Her reply? “Oh that’s okay. You don’t have anything…I can feel it.” And then she went on for 45 minutes straight, word vomiting again about the same topic, while I feared that I had cancer.

That’s exactly what emotional dumping is. It’s unloading our emotional burdens onto another person, with zero consideration for their well-being and their nervous system’s capacity to hold our experience.

And it takes more energy for the receiver to process this dumping than it does for the emotional dumper to pay for our meal at a restaurant or lend us their car when ours breaks down.

But as usual, invisible labour is less valued than what can be measured.

I work mainly with women about many topics. But if there’s a common theme, it’s about being mindful and protective of their own vital force. It’s normal to support people we love, but we want to put up some boundaries when it comes to emotional dumping, otherwise it can become abusive.

So how do we know when this is the case? Well, we feel it in our body with a combination of these three elements:

They share little details about their life or relationship and want to interpret them as signs they will have the outcome they crave, like saying, “See, he looks at my Stories all the time so he must care,” or “I was reading about this movie and she told me she was watching it that day…we must be connected.” And you can tell they are waiting for you to confirm their interpretation, when from your perspective, these details mean nothing.
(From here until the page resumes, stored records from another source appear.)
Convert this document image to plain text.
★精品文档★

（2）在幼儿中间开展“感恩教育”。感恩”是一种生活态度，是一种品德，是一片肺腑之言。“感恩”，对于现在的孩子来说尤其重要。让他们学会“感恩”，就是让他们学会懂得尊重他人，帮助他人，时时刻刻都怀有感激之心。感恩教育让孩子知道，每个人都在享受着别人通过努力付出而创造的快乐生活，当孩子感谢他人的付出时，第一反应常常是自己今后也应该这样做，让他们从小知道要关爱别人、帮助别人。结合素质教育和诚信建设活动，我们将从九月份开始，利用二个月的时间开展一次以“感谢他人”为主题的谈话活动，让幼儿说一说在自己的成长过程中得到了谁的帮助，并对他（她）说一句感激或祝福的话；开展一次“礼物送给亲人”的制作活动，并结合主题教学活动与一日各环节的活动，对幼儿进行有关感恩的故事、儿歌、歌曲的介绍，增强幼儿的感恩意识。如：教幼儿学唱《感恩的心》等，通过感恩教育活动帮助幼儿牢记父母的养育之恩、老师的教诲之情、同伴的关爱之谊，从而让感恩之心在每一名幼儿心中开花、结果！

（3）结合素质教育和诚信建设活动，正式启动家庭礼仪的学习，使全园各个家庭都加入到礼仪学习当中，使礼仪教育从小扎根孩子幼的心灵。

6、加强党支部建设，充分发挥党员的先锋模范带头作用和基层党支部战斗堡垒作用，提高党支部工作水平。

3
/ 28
This generates a sensation of being used. And that makes you angry because this friend has put you in a place where you are torn between telling the truth or compromising your authenticity in order to not add to their pain or not have them angry at you for not understanding.

And then there’s a deep knowing that if you found yourself in the same situation, there’s no way this person would hold space for your pain. Or if they did, it wouldn’t be without trying to change your state of being by offering some quick advice to move on, a fun activity they can treat you to, magical thinking BS, or toxic positivity.

When this happens, I invite you to value your vital force.

I invite you to value the gift of being able to stay with someone who is going through painful emotions without trying to change how they feel just because it would be more comfortable for you if they felt better.

I invite you to value your capacity to stay in someone’s pool of dark emotions, just holding their hand and practicing compassionate listening.

Circling back to my story, first, I am lucky I don’t have cancer. But I also voiced a boundary to my friend that day. I told her, “It’s been months of you talking to me endlessly about your relationship. I’ve told you my take on it many times; it’s becoming repetitive and you stay stuck, so I invite you to talk to a professional because obviously it’s hard to shift your perspective by yourself.”

She said she understood, and while she wasn’t ready to see a therapist, she also doesn’t talk to me about this relationship anymore.

I value our friendship. I know she has a good heart, and I don’t feel the need to cut ties with her. I also know she can’t hold space for my challenging emotions, because she can’t hold space for her own and never had anyone who could model what that looked like.

I didn’t have this modeled for me either. But I worked on myself tons to be able to hold my darkness in order to process my challenging emotions and get out of compulsive thinking. When I “dumped” my emotional luggage, I did it with professionals in order to not pollute those around me.

In that moment, I reclaimed some of my vital force instead of dispersing it out to people I love who aren’t ready to do the work.

So many of us, especially women, work and show up in the world as “natural carers.” I invite you to care about yourself first and remain vigilant and protective when it comes to the invisible emotional labour that others might take for granted. I also invite you to ask for support when you struggle to put boundaries in place,

And if you’ve realized you are an emotional dumper, I invite you to notice when you start to push others away or overload your friends with your emotional baggage.

No judgment here—we’ve all been on one side or the other. And we can all bring presence to how we participate in healthy or unhealthy relationship dynamics in order to change it.